In July 2010 per share price was 1100 taka and it was remaining almost same until September 2010 with little fluctuation after that the price of the share increased in between October 2010 to December 2010. In December, The share price was 1620 taka (pick position), then it fall in between January 2011 to March 2011 and it again dropped dramatically with little bit fluctuation until end of June 2011.The lowest price of the share is in June 2011.

To sum up, the line graph shows the Price of share increased continuously in 2010 then it dropped dramatically in 2011.

Reasons For Stock price fluctuate in general


1. Supply and Demand:
Supply and demand can take the short-term balance out of the stock market and present opportunities for investors who have the patience to see that balance restored.
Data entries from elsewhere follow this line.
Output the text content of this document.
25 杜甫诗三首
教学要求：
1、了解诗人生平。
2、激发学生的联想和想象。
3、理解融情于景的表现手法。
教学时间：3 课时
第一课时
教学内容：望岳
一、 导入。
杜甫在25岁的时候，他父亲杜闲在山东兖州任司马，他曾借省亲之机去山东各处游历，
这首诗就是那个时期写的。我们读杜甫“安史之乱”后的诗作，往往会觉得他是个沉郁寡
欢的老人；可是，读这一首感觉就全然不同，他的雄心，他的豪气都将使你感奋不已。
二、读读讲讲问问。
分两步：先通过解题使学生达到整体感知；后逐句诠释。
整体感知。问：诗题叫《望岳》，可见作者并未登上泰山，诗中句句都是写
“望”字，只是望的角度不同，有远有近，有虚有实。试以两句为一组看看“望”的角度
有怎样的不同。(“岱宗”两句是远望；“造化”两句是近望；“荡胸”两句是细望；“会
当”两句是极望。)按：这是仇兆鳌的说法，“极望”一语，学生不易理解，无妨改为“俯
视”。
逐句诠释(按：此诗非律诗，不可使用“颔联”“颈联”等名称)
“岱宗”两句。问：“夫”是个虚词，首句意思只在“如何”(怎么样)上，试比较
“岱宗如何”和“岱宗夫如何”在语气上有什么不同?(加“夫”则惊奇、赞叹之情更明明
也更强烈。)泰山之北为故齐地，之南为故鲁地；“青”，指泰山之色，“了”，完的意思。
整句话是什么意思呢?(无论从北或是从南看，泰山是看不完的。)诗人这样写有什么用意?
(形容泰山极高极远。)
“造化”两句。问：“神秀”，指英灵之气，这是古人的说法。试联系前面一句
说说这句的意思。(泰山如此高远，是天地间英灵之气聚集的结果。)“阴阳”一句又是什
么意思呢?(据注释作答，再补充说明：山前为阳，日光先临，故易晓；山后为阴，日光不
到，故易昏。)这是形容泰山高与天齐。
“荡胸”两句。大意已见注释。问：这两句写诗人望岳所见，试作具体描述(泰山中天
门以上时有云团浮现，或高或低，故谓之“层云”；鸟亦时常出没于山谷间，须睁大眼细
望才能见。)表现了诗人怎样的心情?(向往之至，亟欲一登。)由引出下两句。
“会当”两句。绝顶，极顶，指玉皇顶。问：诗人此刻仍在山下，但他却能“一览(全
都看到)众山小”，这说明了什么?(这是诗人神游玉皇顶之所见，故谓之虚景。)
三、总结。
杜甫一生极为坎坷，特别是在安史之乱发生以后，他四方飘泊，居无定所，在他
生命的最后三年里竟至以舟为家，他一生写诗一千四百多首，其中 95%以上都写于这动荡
Investors who can anticipate abnormal supply or demand variations can also capitalize. While popular stocks trade millions of shares every month, the majority of stocks that we can choose to invest in do not have such liquidity. As a result, stocks that trade smaller volumes of shares are subject to fluctuations because of supply and demand. If a large shareholder wants to sell a large number of shares into a market with weak liquidity, that shareholder can dramatically move share price. The other side is also true when a large buy order comes into a market that lacks sellers.

2. Inflation:
The effect of inflation is the prices of everything going up. In that, time the price of the stock also going up. For this reason, inflation is one of the major cause stock prices to fluctuate.

3. Investors Assumption:
Investors must make judicious decisions when it comes to investing their hard-earned money in the markets. Some stocks may become highly overpriced. An overpriced stock in a heated market is sure to burst when the bull-run ends.

4. Psychological Factors
Humans are behind the trading activity of the stock market. That means human characteristics are also factors in how share prices move. Understanding human psychology is extremely valuable when evaluating investment opportunities because human psychology creates and accentuates many of the opportunities that investors can capitalize on.

5. Uncertainty
What a company will make in the future is far from certain. For this reason, we should expect stocks to bounce around a little bit because of the nervousness of the market about the future of the company. The uncertain future of the company will bring some volatility in share prices even during a period in which there is no new information.

6. Economic Recession:
Stock prices go down during an Economic recession situation. Investors may begin selling off their stocks in favor of investment instruments not as largely affected by market volatility such as Treasury Bonds. This sell off causes stock prices to drop even further, causing an overall drop in the stock market. Lower stock prices due to a recession causes business profits to fall and often forces businesses to slow production and lay off employees, further deepening the recession.

7. Sudden increase of Money:


Some times after the war or Natural & Manmade Disasters government prints huge money. At that time, investors are willing to buy more stock. For this reason, demand will be increase and price will be increase.

Conclusion
From the upper reasons, we got the clear idea about why the fluctuation of stock price happens in stock market. Recently DSE (Dhaka Stock Exchange) crash just because of mismanagement and another cause can be political power, some political person create this crash intentionally to get their own profit rather then the investors. So government should stop that types of Unethical work otherwise investors minimize their investment.